A pesar de las medidas de seguridad y la presencia amedrentadora de las unidades del Ejército vestidas de negro, no hubo quien evitara que llegáramos hasta las mismísimas puertas del Museo de Antropología donde en medio de una calma menos chicha, ya que Calderón quedó nombrado Presidente, comenzaron a llegar todas las delegaciones invitadas al almuerzo presidencial. El presidente Uribe, a bordo de una camioneta negra, hizo su arribo cerca de las tres y media de la tarde. La prensa esperaba haciendo una que otra foto y fumando cigarrillos. Los ánimos se habían calmado y hasta los antidisturbios habían dejado sus cascos, escudos y bolillos sobre el pavimento como un camposanto improvisado de una batalla que nunca tuvo lugar.

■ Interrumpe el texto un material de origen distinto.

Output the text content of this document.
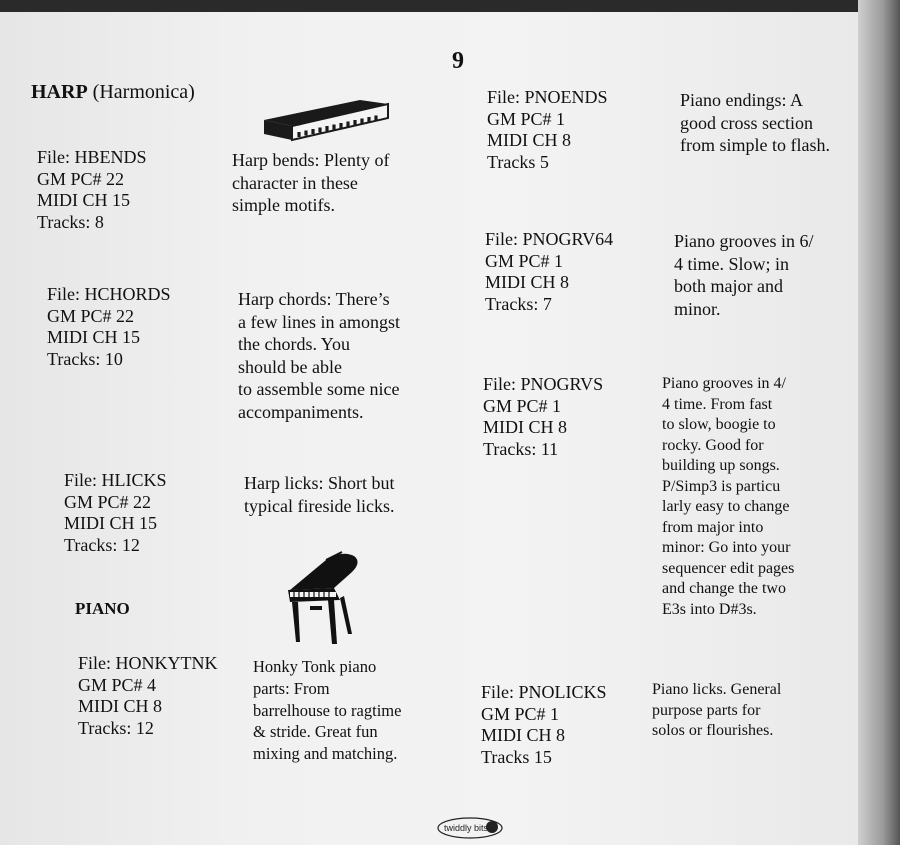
9
HARP (Harmonica)
File: HBENDS
GM PC# 22
MIDI CH 15
Tracks: 8
Harp bends: Plenty of
character in these
simple motifs.
File: HCHORDS
GM PC# 22
MIDI CH 15
Tracks: 10
Harp chords: There’s
a few lines in amongst
the chords. You
should be able
to assemble some nice
accompaniments.
File: HLICKS
GM PC# 22
MIDI CH 15
Tracks: 12
Harp licks: Short but
typical fireside licks.
PIANO
File: HONKYTNK
GM PC# 4
MIDI CH 8
Tracks: 12
Honky Tonk piano
parts: From
barrelhouse to ragtime
& stride. Great fun
mixing and matching.
File: PNOENDS
GM PC# 1
MIDI CH 8
Tracks 5
Piano endings: A
good cross section
from simple to flash.
File: PNOGRV64
GM PC# 1
MIDI CH 8
Tracks: 7
Piano grooves in 6/
4 time. Slow; in
both major and
minor.
File: PNOGRVS
GM PC# 1
MIDI CH 8
Tracks: 11
Piano grooves in 4/
4 time. From fast
to slow, boogie to
rocky. Good for
building up songs.
P/Simp3 is particu
larly easy to change
from major into
minor: Go into your
sequencer edit pages
and change the two
E3s into D#3s.
File: PNOLICKS
GM PC# 1
MIDI CH 8
Tracks 15
Piano licks. General
purpose parts for
solos or flourishes.
twiddly bits
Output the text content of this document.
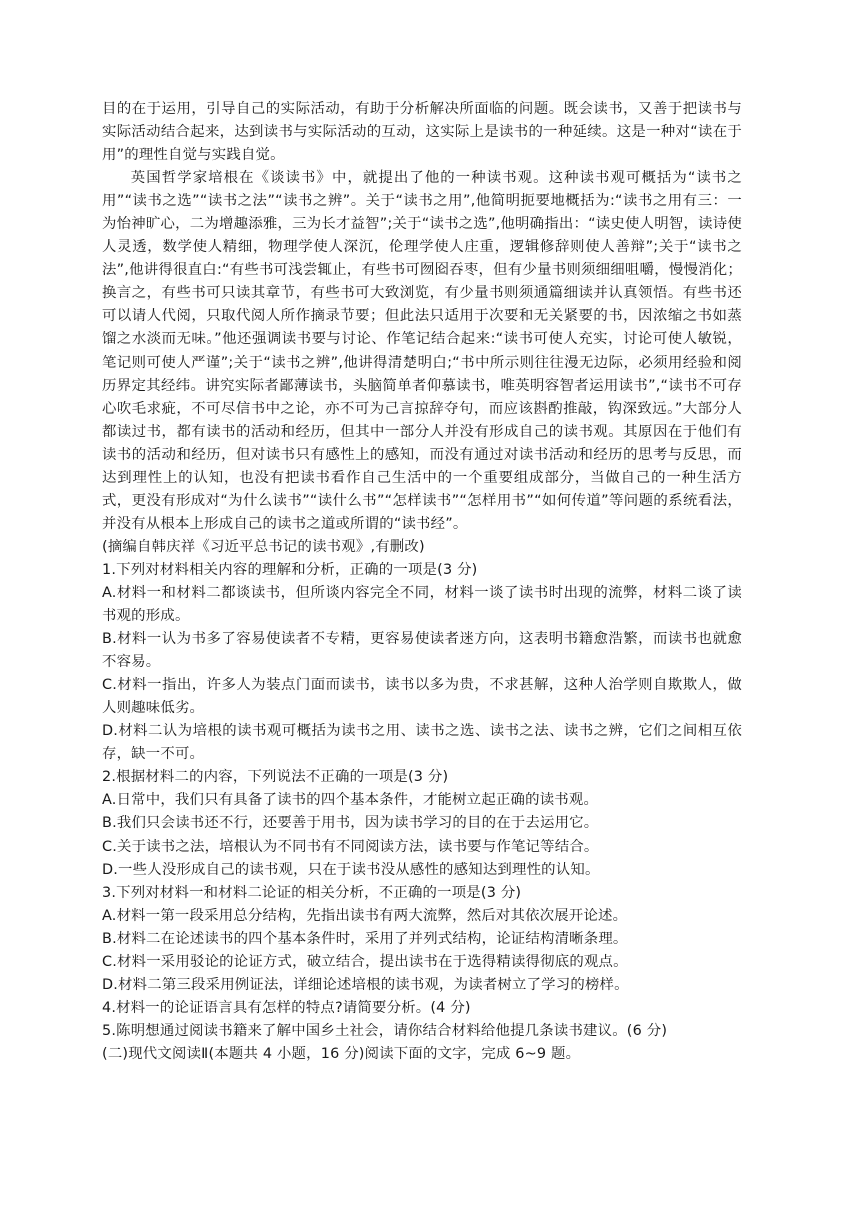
目的在于运用，引导自己的实际活动，有助于分析解决所面临的问题。既会读书，又善于把读书与实际活动结合起来，达到读书与实际活动的互动，这实际上是读书的一种延续。这是一种对“读在于用”的理性自觉与实践自觉。

英国哲学家培根在《谈读书》中，就提出了他的一种读书观。这种读书观可概括为“读书之用”“读书之选”“读书之法”“读书之辨”。关于“读书之用”,他简明扼要地概括为:“读书之用有三：一为怡神旷心，二为增趣添雅，三为长才益智”;关于“读书之选”,他明确指出：“读史使人明智，读诗使人灵透，数学使人精细，物理学使人深沉，伦理学使人庄重，逻辑修辞则使人善辩”;关于“读书之法”,他讲得很直白:“有些书可浅尝辄止，有些书可囫囵吞枣，但有少量书则须细细咀嚼，慢慢消化；换言之，有些书可只读其章节，有些书可大致浏览，有少量书则须通篇细读并认真领悟。有些书还可以请人代阅，只取代阅人所作摘录节要；但此法只适用于次要和无关紧要的书，因浓缩之书如蒸馏之水淡而无味。”他还强调读书要与讨论、作笔记结合起来:“读书可使人充实，讨论可使人敏锐，笔记则可使人严谨”;关于“读书之辨”,他讲得清楚明白;“书中所示则往往漫无边际，必须用经验和阅历界定其经纬。讲究实际者鄙薄读书，头脑简单者仰慕读书，唯英明容智者运用读书”,“读书不可存心吹毛求疵，不可尽信书中之论，亦不可为己言掠辞夺句，而应该斟酌推敲，钩深致远。”大部分人都读过书，都有读书的活动和经历，但其中一部分人并没有形成自己的读书观。其原因在于他们有读书的活动和经历，但对读书只有感性上的感知，而没有通过对读书活动和经历的思考与反思，而达到理性上的认知，也没有把读书看作自己生活中的一个重要组成部分，当做自己的一种生活方式，更没有形成对“为什么读书”“读什么书”“怎样读书”“怎样用书”“如何传道”等问题的系统看法，并没有从根本上形成自己的读书之道或所谓的“读书经”。

(摘编自韩庆祥《习近平总书记的读书观》,有删改)

1.下列对材料相关内容的理解和分析，正确的一项是(3 分)

A.材料一和材料二都谈读书，但所谈内容完全不同，材料一谈了读书时出现的流弊，材料二谈了读书观的形成。

B.材料一认为书多了容易使读者不专精，更容易使读者迷方向，这表明书籍愈浩繁，而读书也就愈不容易。

C.材料一指出，许多人为装点门面而读书，读书以多为贵，不求甚解，这种人治学则自欺欺人，做人则趣味低劣。

D.材料二认为培根的读书观可概括为读书之用、读书之选、读书之法、读书之辨，它们之间相互依存，缺一不可。

2.根据材料二的内容，下列说法不正确的一项是(3 分)

A.日常中，我们只有具备了读书的四个基本条件，才能树立起正确的读书观。

B.我们只会读书还不行，还要善于用书，因为读书学习的目的在于去运用它。

C.关于读书之法，培根认为不同书有不同阅读方法，读书要与作笔记等结合。

D.一些人没形成自己的读书观，只在于读书没从感性的感知达到理性的认知。

3.下列对材料一和材料二论证的相关分析，不正确的一项是(3 分)

A.材料一第一段采用总分结构，先指出读书有两大流弊，然后对其依次展开论述。

B.材料二在论述读书的四个基本条件时，采用了并列式结构，论证结构清晰条理。

C.材料一采用驳论的论证方式，破立结合，提出读书在于选得精读得彻底的观点。

D.材料二第三段采用例证法，详细论述培根的读书观，为读者树立了学习的榜样。

4.材料一的论证语言具有怎样的特点?请简要分析。(4 分)

5.陈明想通过阅读书籍来了解中国乡土社会，请你结合材料给他提几条读书建议。(6 分)

(二)现代文阅读Ⅱ(本题共 4 小题，16 分)阅读下面的文字，完成 6~9 题。
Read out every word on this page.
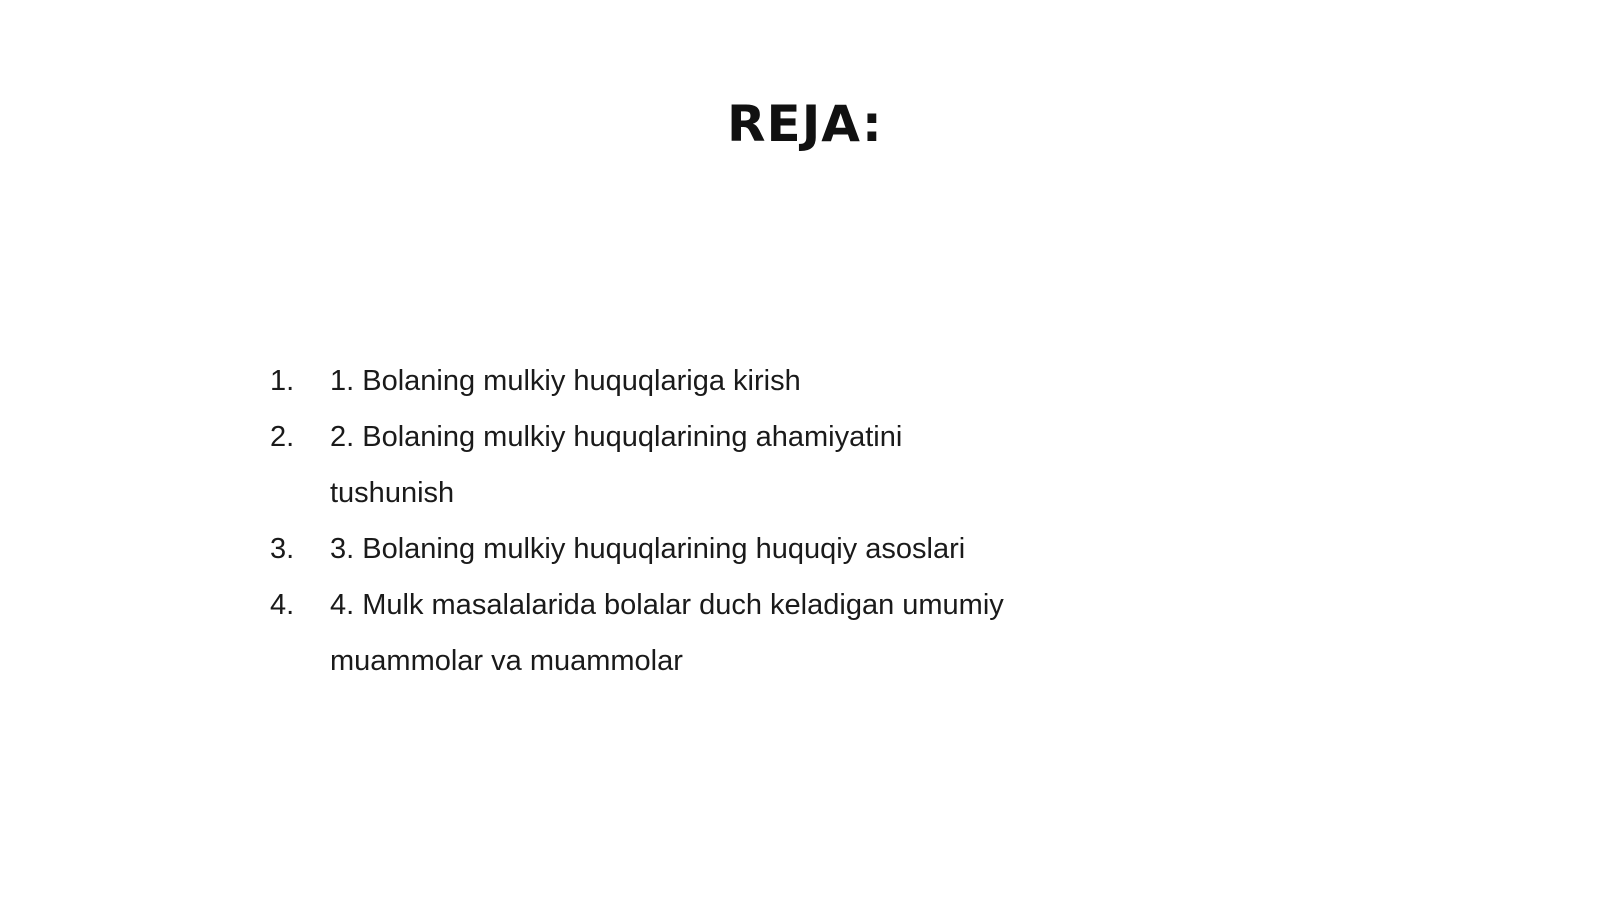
REJA:
1.	1. Bolaning mulkiy huquqlariga kirish
2.	2. Bolaning mulkiy huquqlarining ahamiyatini tushunish
3.	3. Bolaning mulkiy huquqlarining huquqiy asoslari
4.	4. Mulk masalalarida bolalar duch keladigan umumiy muammolar va muammolar
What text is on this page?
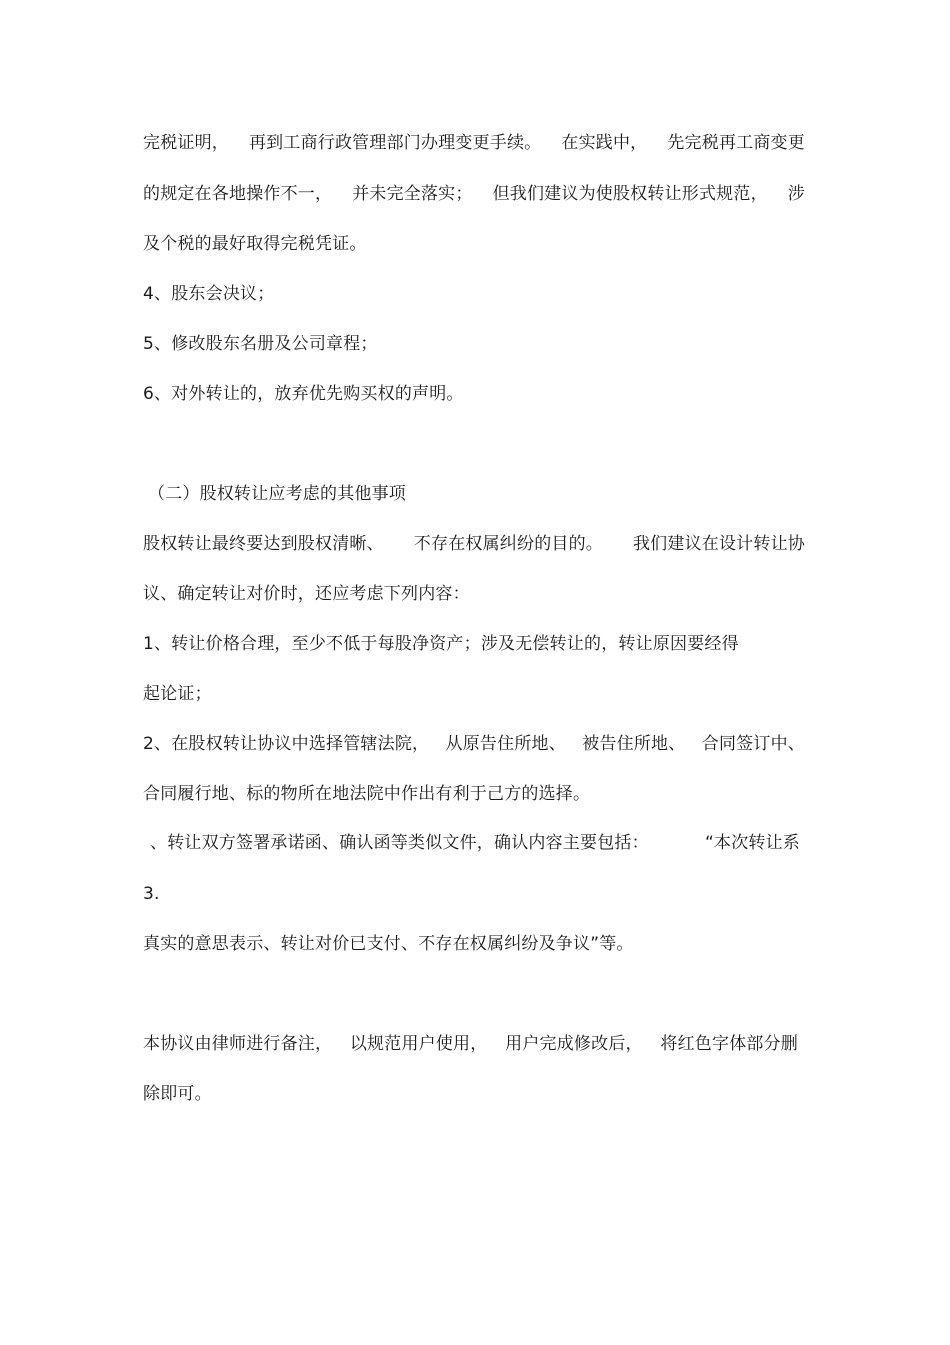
完税证明， 再到工商行政管理部门办理变更手续。 在实践中， 先完税再工商变更
的规定在各地操作不一， 并未完全落实； 但我们建议为使股权转让形式规范， 涉
及个税的最好取得完税凭证。
4、股东会决议；
5、修改股东名册及公司章程；
6、对外转让的，放弃优先购买权的声明。
（二）股权转让应考虑的其他事项
股权转让最终要达到股权清晰、 不存在权属纠纷的目的。 我们建议在设计转让协
议、确定转让对价时，还应考虑下列内容：
1、转让价格合理，至少不低于每股净资产；涉及无偿转让的，转让原因要经得
起论证；
2、在股权转让协议中选择管辖法院， 从原告住所地、 被告住所地、 合同签订中、
合同履行地、标的物所在地法院中作出有利于己方的选择。
、转让双方签署承诺函、确认函等类似文件，确认内容主要包括：	“本次转让系
3.
真实的意思表示、转让对价已支付、不存在权属纠纷及争议”等。
本协议由律师进行备注， 以规范用户使用， 用户完成修改后， 将红色字体部分删
除即可。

Los huipiles de 600.000 pesos de la señora Lucy León se habrían vendido como churros en la jornada del viernes primero de diciembre. Los turistas no sabían para dónde ir ni qué hacer, ya que el comercio estuvo cerrado todo el día. Al que no le queda ahora tan fácil vender la panacea de que México está hecho una gran potencia es a Felipe Calderón quien, con su gobierno panista, tendrá que lidiar durante los próximos seis años con un descontento y una desigualdad social evidente que clama a gritos soluciones inmediatas, con la violencia del narcotráfico que está enterrando a muchos en distintas partes del país y con una oposición que no le va a poner el camino fácil políticamente. Ya aprendieron que Fox fue un señor que sólo sabía salir muy bien en las fotos.